À quel projet regrettez-vous d’avoir dû renoncer ?
Je devais incarner Lucia au Bayerische Staatsoper de Munich, mais j’ai dû annuler ma participation, car j’étais enceinte. Je n’avais pas encore chanté de rôle belcantiste dans ce théâtre, seulement Mozart et Strauss, et je voulais m’illustrer dans le répertoire italien, pour montrer une autre facette de ma personnalité. J’espère que la proposition me sera faite à nouveau. Je regrette également de ne pas avoir pu interpréter le rôle-titre de Lulu de Berg au Metropolitan Opera de New York, au cours de la saison 2020-2021, en raison de la pandémie. J’étais très excitée de pouvoir retrouver ce personnage – sans doute l’un des plus fascinants de l’histoire de l’opéra –, que je n’avais côtoyé qu’une seule fois. Hélas, le Met n’a pas prévu de remonter cet ouvrage, mais je ne désespère pas !

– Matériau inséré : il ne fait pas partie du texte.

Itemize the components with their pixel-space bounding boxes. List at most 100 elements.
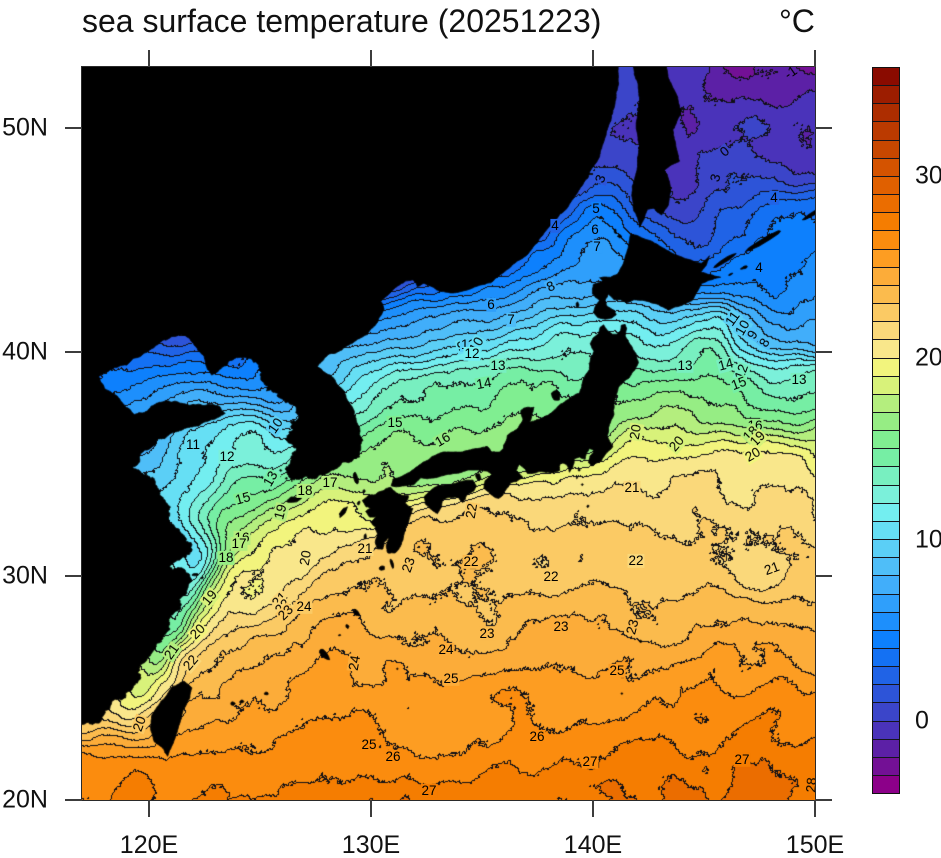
contour-label: 13 [489,358,507,374]
y-axis-label: 20N [2,785,48,814]
colorbar-segment [873,321,899,340]
colorbar-segment [873,139,899,158]
colorbar-segment [873,557,899,576]
y-axis-label: 40N [2,337,48,366]
colorbar-segment [873,230,899,249]
x-axis-tick [369,50,372,67]
colorbar-segment [873,175,899,195]
colorbar-tick-label: 20 [915,343,941,372]
contour-label: 26 [384,749,402,765]
contour-label: 12 [218,448,236,465]
colorbar-segment [873,720,899,739]
contour-label: 27 [581,753,599,769]
contour-label: 21 [623,480,641,496]
contour-label: 26 [528,729,546,745]
x-axis-tick [814,50,816,67]
contour-label: 6 [485,296,496,312]
units-label: °C [779,3,815,39]
colorbar-segment [873,520,899,540]
contour-label: 28 [803,776,815,795]
x-axis-label: 150E [785,831,845,858]
y-axis-tick [65,350,82,353]
y-axis-tick [815,574,832,577]
colorbar-segment [873,611,899,630]
x-axis-tick [147,800,150,817]
y-axis-tick [815,126,832,129]
contour-label: 25 [360,736,378,753]
x-axis-tick [591,50,594,67]
colorbar-segment [873,411,899,431]
colorbar-segment [873,593,899,612]
contour-label: 23 [552,619,570,635]
colorbar-tick-label: 0 [915,706,929,735]
x-axis-tick [369,800,372,817]
colorbar-segment [873,284,899,304]
contour-label: 7 [505,312,516,328]
contour-label: 21 [356,540,374,557]
contour-label: 27 [419,782,438,799]
contour-label: 24 [295,599,313,615]
colorbar-segment [873,430,899,449]
colorbar-tick-label: 10 [915,525,941,554]
y-axis-label: 30N [2,561,48,590]
contour-label: 17 [321,474,339,490]
x-axis-label: 130E [341,831,400,858]
page-title: sea surface temperature (20251223) [82,3,602,39]
x-axis-tick [814,800,816,817]
colorbar-segment [873,85,899,104]
colorbar-segment [873,648,899,667]
contour-label: 7 [592,239,603,255]
colorbar-segment [873,448,899,467]
colorbar-segment [873,339,899,358]
colorbar [872,67,900,794]
colorbar-segment [873,629,899,648]
contour-label: 18 [217,549,235,565]
contour-label: 4 [769,190,779,206]
contour-label: 4 [550,218,560,234]
y-axis-tick [815,350,832,353]
colorbar-tick-label: 30 [915,161,941,190]
contour-label: 13 [676,358,694,374]
contour-label: 27 [733,751,751,767]
colorbar-segment [873,775,899,794]
colorbar-segment [873,68,899,86]
colorbar-segment [873,121,899,140]
colorbar-segment [873,575,899,594]
colorbar-segment [873,194,899,213]
contour-label: 6 [590,221,600,237]
contour-label: 13 [790,371,808,387]
colorbar-segment [873,393,899,412]
y-axis-label: 50N [2,113,48,142]
contour-label: 22 [542,568,560,585]
colorbar-segment [873,466,899,485]
colorbar-segment [873,248,899,267]
colorbar-segment [873,684,899,703]
colorbar-segment [873,666,899,685]
contour-label: 15 [386,415,404,431]
colorbar-segment [873,756,899,776]
x-axis-tick [147,50,150,67]
colorbar-segment [873,357,899,376]
contour-label: 22 [462,501,481,521]
contour-label: 25 [442,670,460,687]
map-area: -103344567486791110121314151611109813141… [81,66,816,801]
contour-label: 11 [185,436,202,452]
contour-label: 4 [754,259,765,275]
contour-label: 18 [296,482,314,498]
colorbar-segment [873,702,899,721]
contour-label: 23 [478,626,496,642]
colorbar-segment [873,266,899,285]
colorbar-segment [873,502,899,521]
colorbar-segment [873,484,899,503]
colorbar-segment [873,157,899,176]
colorbar-segment [873,212,899,231]
contour-label: 22 [462,554,480,570]
colorbar-segment [873,539,899,558]
contour-label: 24 [437,641,455,657]
x-axis-label: 140E [563,831,623,858]
x-axis-tick [591,800,594,817]
contour-label: 25 [608,663,626,679]
x-axis-label: 120E [119,831,178,858]
colorbar-segment [873,103,899,122]
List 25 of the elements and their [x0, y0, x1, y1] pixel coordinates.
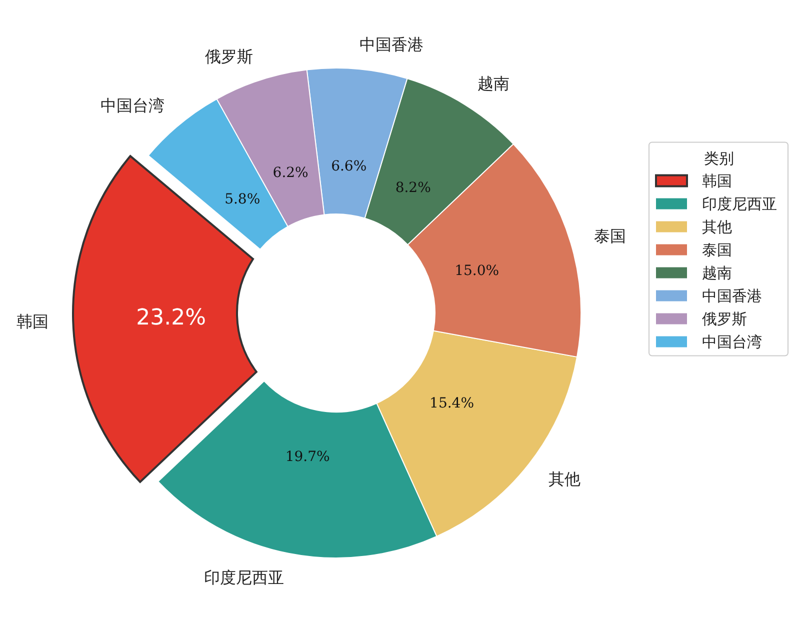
legend-label: 印度尼西亚: [702, 194, 777, 213]
legend-title: 类别: [704, 149, 734, 168]
slice-label: 其他: [548, 470, 580, 488]
slice-label: 泰国: [594, 226, 626, 246]
data-label: 19.7%: [285, 449, 330, 466]
legend-label: 俄罗斯: [702, 310, 747, 328]
data-label: 6.6%: [331, 158, 367, 175]
data-label: 15.0%: [454, 262, 500, 279]
slice-label: 中国香港: [360, 35, 424, 54]
slice-label: 中国台湾: [100, 96, 164, 115]
data-label: 5.8%: [224, 192, 260, 208]
legend-label: 其他: [702, 218, 732, 236]
data-label: 8.2%: [395, 180, 431, 196]
slice-label: 俄罗斯: [204, 47, 253, 66]
legend-label: 泰国: [702, 240, 732, 259]
legend-label: 韩国: [702, 172, 732, 190]
slice-label: 印度尼西亚: [204, 568, 284, 587]
slice-label: 越南: [477, 74, 510, 94]
data-label: 6.2%: [272, 165, 308, 182]
data-label: 23.2%: [136, 305, 206, 330]
data-label: 15.4%: [430, 396, 474, 412]
legend-label: 越南: [702, 264, 732, 282]
slice-label: 韩国: [16, 312, 49, 332]
legend-label: 中国台湾: [702, 332, 762, 351]
legend-label: 中国香港: [702, 286, 762, 305]
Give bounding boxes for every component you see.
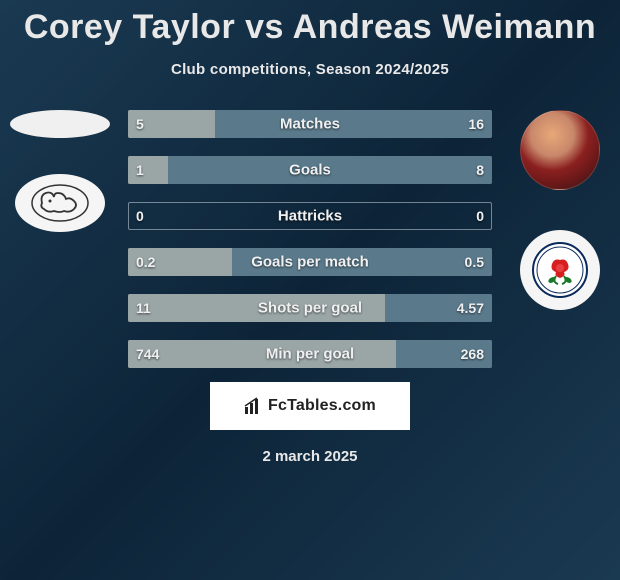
stat-value-right: 16 bbox=[468, 116, 484, 132]
stat-value-right: 8 bbox=[476, 162, 484, 178]
player2-avatar bbox=[520, 110, 600, 190]
stat-value-right: 0.5 bbox=[465, 254, 484, 270]
chart-icon bbox=[244, 397, 262, 415]
stat-row: 1 8 Goals bbox=[128, 156, 492, 184]
stat-row: 744 268 Min per goal bbox=[128, 340, 492, 368]
stat-bar-left bbox=[128, 340, 396, 368]
comparison-area: 5 16 Matches 1 8 Goals 0 0 Hattricks 0.2 0.5 Goals … bbox=[0, 110, 620, 368]
stat-value-left: 11 bbox=[136, 300, 151, 316]
right-player-column bbox=[510, 110, 610, 310]
stat-row: 0.2 0.5 Goals per match bbox=[128, 248, 492, 276]
stat-value-left: 744 bbox=[136, 346, 159, 362]
stat-bar-left bbox=[128, 156, 168, 184]
player2-club-logo bbox=[520, 230, 600, 310]
stat-row: 5 16 Matches bbox=[128, 110, 492, 138]
rose-icon bbox=[532, 242, 588, 298]
stat-value-right: 0 bbox=[476, 208, 484, 224]
player1-avatar bbox=[10, 110, 110, 138]
stat-row: 0 0 Hattricks bbox=[128, 202, 492, 230]
stat-label: Goals bbox=[289, 162, 331, 179]
ram-icon bbox=[30, 183, 90, 223]
branding-badge: FcTables.com bbox=[210, 382, 410, 430]
player1-club-logo bbox=[15, 174, 105, 232]
subtitle: Club competitions, Season 2024/2025 bbox=[171, 61, 449, 78]
stat-label: Min per goal bbox=[266, 346, 354, 363]
date-label: 2 march 2025 bbox=[262, 448, 357, 465]
stat-label: Matches bbox=[280, 116, 340, 133]
stat-label: Goals per match bbox=[251, 254, 369, 271]
left-player-column bbox=[10, 110, 110, 232]
stat-value-left: 5 bbox=[136, 116, 144, 132]
stat-value-right: 4.57 bbox=[457, 300, 484, 316]
stat-value-right: 268 bbox=[461, 346, 484, 362]
stat-value-left: 0.2 bbox=[136, 254, 155, 270]
stat-bar-right bbox=[215, 110, 492, 138]
page-title: Corey Taylor vs Andreas Weimann bbox=[24, 8, 596, 47]
stat-label: Shots per goal bbox=[258, 300, 362, 317]
branding-text: FcTables.com bbox=[268, 397, 376, 415]
stats-column: 5 16 Matches 1 8 Goals 0 0 Hattricks 0.2 0.5 Goals … bbox=[110, 110, 510, 368]
stat-label: Hattricks bbox=[278, 208, 342, 225]
stat-value-left: 1 bbox=[136, 162, 144, 178]
stat-value-left: 0 bbox=[136, 208, 144, 224]
stat-row: 11 4.57 Shots per goal bbox=[128, 294, 492, 322]
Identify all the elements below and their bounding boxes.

Propos recueillis par FRANÇOIS LESUEUR
À voir :
Lucia di Lammermoor de Gaetano Donizetti, avec Mattia OIivieri (Lord Enrico Ashton), Brenda Rae (Miss Lucia), Javier Camarena (Sir Edgardo di Ravenswood), Thomas Bettinger (Lord Arturo Bucklaw), Adam Palka (Raimondo Bidebent), Julie Pasturaud (Alisa) et Éric Huchet (Normanno), sous la direction d’Aziz Shokhakimov, et dans une mise en scène d’Andrei Serban, à l’Opéra National de Paris, du 18 février au 10 mars 2023.
Hamlet d’Ambroise Thomas, avec Ludovic Tézier (Hamlet), Jean Teitgen (Claudius), Clive Bayley (Le Spectre du feu roi), Nikolaj Bukavec (Polonius), Julien Behr (Laërte), Julien Henric (Marcellus),
Frédéric Caton (Horatio), Eve-Maud Hubeaux (Gertrude), et Lisette Oropesa, du 11 au 30 mars / Brenda Rae, du 2 au 9 avril (Ophélie), sous la direction de Pierre Dumoussaud, et dans une mise en scène de Krzysztof Warlkikowski, à l’Opéra National de Paris, du 11 mars au 9 avril 2023.